Brother Bravo’s words soothed the priest a little and he was finally able to rise to perform his duties. The task was almost overwhelming.

“You do this by yourself, brother?”

“No, reverend father. I have one or two soldiers from the presidio to help me. The same ones that helped bring these goods here from the ship.”

“So, my being sent here is some form of punishment?”

The brother turned and smiled. “No, reverend father. As you will someday be given the responsibility of a mission, the father visitador felt you needed to become involved with the most important duty, that of ordering supplies that will be vital to the success of the mission. It is not a punishment, but an education.”

The ship still lay at anchor and, as the items in the warehouse were itemized and shelved, more bags were brought by sailors from Loreto, supervised by a presidial corporal.

Father Mayorga could not help but notice bolt after bolt of white cotton cloth. He did not need to be told that it was to clothe los Indios who came to a mission and accepted the rules of Christianity.

Even with the distraction, he could not erase the vision of naked bodies - no, naked female bodies - from his tortured mind. It became even worse when, at the evening meal, he doled out ladles of atole to los Indios invited by Father Visitador Salvatierra to dine. He understood it was to show them that they no longer needed to hunt for grubs, worms, and insects to fill their stomachs.


As soon as possible, the agonized father made his way to his cell, having stopped to remove a lash with small, sharp spikes from the storage area. He knelt before the crucifix and began to beg The Lord for forgiveness. Removing his robe, he lashed his weak flesh, the pain searing through him almost - but not quite - erasing the forbidden visions of unclad flesh from his mind. The self-punishment only ended when he toppled onto his cot,  no longer able to continue as his mind shut down and he sank into a stupor.
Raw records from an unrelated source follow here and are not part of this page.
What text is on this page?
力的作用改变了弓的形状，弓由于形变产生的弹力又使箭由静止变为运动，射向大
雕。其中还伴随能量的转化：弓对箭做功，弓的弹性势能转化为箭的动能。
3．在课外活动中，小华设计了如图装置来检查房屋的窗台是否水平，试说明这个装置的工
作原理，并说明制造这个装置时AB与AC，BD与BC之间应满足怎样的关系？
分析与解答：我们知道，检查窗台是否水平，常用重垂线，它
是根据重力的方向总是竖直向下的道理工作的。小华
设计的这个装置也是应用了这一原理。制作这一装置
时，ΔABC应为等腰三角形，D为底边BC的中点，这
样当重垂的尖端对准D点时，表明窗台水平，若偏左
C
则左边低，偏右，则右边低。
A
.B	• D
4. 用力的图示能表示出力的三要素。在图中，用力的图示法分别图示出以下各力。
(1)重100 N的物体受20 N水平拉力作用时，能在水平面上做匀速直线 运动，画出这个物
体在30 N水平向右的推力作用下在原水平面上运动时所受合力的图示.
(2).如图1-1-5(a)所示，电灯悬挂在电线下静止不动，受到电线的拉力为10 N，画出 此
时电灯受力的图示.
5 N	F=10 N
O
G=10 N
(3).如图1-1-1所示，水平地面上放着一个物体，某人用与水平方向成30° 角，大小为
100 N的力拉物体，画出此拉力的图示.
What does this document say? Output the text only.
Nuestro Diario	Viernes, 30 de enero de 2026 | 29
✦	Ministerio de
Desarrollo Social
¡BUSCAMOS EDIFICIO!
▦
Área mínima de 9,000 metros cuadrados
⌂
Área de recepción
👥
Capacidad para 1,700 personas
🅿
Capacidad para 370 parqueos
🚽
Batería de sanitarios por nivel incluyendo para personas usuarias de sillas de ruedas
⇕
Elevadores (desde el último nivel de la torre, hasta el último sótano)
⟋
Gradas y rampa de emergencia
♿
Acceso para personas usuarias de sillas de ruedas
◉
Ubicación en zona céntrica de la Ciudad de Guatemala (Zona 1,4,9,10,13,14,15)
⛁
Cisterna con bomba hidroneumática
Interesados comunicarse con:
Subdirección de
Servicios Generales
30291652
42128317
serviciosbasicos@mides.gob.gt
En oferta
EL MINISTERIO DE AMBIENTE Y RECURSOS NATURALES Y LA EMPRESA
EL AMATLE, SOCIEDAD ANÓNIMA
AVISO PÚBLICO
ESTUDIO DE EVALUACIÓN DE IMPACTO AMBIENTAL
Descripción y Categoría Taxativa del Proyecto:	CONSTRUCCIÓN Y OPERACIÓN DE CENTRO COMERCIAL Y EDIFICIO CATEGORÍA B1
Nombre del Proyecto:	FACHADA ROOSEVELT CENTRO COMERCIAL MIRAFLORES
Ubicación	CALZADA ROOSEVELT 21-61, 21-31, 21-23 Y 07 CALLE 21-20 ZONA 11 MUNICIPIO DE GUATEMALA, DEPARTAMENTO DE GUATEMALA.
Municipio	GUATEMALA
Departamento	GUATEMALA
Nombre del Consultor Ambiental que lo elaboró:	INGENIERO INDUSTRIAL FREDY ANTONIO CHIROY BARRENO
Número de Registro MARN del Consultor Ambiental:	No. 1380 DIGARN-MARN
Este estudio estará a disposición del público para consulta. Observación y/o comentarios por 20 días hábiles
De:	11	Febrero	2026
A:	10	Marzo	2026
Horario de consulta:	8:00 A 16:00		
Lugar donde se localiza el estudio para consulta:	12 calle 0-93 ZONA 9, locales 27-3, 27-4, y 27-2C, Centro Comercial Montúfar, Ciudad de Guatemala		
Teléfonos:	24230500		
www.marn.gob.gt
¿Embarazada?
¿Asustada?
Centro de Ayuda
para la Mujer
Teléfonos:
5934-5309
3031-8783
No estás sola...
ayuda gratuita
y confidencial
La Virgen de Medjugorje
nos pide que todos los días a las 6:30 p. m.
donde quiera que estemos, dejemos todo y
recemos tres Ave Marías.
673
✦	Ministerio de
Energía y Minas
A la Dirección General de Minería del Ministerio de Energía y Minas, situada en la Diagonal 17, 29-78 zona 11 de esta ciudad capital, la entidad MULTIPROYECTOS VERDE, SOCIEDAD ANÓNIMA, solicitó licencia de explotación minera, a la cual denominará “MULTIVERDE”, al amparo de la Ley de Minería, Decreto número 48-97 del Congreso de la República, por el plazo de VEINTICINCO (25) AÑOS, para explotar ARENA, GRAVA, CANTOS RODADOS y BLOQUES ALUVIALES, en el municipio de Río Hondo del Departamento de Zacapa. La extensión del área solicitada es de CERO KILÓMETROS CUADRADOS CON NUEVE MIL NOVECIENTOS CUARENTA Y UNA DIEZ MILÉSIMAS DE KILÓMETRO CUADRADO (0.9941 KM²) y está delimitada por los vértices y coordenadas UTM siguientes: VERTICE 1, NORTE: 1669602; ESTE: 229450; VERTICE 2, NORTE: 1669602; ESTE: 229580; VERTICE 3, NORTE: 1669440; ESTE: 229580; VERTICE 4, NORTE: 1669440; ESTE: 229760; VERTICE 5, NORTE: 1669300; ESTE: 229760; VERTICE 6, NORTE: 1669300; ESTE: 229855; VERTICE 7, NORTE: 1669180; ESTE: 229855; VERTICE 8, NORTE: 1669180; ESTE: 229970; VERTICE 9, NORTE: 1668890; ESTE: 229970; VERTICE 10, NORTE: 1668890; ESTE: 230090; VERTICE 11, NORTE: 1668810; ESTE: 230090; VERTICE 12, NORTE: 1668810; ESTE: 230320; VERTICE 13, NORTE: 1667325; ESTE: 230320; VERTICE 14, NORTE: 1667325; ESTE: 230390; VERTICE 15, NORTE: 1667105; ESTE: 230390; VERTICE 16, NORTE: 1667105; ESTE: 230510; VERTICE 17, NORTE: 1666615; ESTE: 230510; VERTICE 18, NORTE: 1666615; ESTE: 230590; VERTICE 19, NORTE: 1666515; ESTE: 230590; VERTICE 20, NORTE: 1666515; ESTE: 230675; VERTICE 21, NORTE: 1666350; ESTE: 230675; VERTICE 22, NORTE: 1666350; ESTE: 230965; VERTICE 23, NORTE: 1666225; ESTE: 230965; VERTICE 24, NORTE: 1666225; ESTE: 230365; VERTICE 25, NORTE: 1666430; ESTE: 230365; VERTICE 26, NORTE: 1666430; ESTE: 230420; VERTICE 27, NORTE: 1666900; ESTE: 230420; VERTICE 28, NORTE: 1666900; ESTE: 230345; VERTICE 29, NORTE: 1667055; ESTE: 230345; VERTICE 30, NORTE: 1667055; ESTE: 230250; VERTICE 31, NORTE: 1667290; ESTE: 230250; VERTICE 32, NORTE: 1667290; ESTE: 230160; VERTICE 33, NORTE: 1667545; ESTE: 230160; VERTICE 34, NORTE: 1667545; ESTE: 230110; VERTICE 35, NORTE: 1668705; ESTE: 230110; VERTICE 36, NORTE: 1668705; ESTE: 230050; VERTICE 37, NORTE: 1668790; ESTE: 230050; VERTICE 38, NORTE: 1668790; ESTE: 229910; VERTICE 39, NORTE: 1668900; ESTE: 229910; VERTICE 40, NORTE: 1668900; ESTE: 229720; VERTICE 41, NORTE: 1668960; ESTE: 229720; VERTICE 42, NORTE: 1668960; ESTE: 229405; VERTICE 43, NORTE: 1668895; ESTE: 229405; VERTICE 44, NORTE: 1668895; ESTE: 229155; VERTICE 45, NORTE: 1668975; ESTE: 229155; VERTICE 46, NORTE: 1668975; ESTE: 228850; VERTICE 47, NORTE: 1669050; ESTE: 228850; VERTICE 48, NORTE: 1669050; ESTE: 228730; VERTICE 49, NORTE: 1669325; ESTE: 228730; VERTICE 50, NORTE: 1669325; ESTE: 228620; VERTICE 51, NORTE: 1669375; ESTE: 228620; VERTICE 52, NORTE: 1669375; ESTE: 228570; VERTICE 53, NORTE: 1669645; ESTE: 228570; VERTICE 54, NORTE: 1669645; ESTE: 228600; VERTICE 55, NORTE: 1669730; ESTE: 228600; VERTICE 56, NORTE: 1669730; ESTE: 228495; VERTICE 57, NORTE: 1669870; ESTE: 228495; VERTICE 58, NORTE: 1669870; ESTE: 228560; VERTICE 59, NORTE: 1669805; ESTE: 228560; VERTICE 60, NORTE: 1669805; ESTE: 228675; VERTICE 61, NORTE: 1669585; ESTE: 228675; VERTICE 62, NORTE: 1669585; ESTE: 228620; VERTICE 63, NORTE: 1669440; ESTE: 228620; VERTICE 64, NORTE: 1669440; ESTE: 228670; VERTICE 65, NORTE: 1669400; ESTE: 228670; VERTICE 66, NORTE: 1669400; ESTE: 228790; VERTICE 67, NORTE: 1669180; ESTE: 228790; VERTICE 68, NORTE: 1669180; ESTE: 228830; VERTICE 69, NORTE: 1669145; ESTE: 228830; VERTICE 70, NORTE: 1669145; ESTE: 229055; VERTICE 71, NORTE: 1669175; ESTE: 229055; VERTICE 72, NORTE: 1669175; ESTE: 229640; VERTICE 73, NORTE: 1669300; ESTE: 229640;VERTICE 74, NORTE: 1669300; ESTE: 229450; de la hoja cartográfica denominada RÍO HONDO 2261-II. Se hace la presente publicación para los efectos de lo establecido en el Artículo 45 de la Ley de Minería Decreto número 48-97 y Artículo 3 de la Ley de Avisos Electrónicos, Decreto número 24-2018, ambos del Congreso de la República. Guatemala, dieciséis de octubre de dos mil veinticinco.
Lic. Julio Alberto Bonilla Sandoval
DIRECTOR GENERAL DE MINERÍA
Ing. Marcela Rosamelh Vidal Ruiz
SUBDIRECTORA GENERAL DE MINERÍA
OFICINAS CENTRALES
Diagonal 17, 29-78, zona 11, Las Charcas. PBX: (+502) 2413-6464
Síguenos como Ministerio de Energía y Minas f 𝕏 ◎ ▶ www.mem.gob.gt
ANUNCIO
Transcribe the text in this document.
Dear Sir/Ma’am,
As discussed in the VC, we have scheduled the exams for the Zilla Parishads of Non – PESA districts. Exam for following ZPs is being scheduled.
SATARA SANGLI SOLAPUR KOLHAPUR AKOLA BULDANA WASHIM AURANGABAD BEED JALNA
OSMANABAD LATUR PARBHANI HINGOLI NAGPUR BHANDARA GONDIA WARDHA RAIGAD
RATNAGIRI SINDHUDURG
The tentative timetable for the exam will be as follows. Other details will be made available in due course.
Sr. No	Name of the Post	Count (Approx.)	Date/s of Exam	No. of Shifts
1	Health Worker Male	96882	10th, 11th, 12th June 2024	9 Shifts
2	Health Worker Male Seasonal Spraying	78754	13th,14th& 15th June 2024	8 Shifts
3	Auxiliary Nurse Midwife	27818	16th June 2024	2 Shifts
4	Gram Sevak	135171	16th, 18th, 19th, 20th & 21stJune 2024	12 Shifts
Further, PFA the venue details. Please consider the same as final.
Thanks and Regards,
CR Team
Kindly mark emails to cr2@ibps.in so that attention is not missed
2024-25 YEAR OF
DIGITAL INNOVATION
The morning bell roused Mayorga and he drew his rough cloth robe over his bloody flesh, wincing in pain. He went to the large wooden pail and splashed water on his face and stood erect, ready to face another day in that wicked land into which the Lord had seen fit to send him.

The days passed in dull routine. That, he had learned at the college, was the way he and his fellow priests taught the non convertidos to turn from their savage ways and learn the customs of the Spanish and the Mother Church. The amount and variety of supplies almost bewildered him. Everything from pins and needles and nails to ploughshares, saddles, boots, and hats. That did not include the various things the fathers had ordered for use in religious ceremonies.

Once everything had been unpacked and itemized, Mayorga discovered the task had but barely started. Brother Bravo brought out six ledgers in which the supplies ordered for each of the five missions and the presidio were written down.

“We fill the orders for the missions first, especially for the four away from here. They are always in dire need of what they have asked for. Our Misión de Nuestra Señora de Loreto, comes next and we fill the order for the presidio last.”


There was a map on the wall that Mayorga had studied at every opportunity. Just a glance to the west told him that it could not possibly describe the terrain in which they were located or the difficulty in traveling to them. Misión San Juan Bautista Malibat and Santa Rosalie de Mulegé would be supplied by canoes. Misión San Francisco Javier de Viggé would be resupplied by mule train. Only when those were on the way would Brother Bravo, with Mayorga’s help, would proceed to distribute supplies to Misión de Nuestra Señora de Loreto Conchó and the presidio, all eager beyond description for things desperately needed.

It came as somewhat as a shock when Father Visitador Salvatierra informed him that he would accompany the pack train carrying supplies to Mision San Francisco de Viggé. “I wish you to meet Father Juan de Ugarte. He came with me when we first explored this land and can show you what you will face when the time comes for you to found a mission.” He then made the sign of the cross. “You will be departing on the morning of the day the supplies are ready.”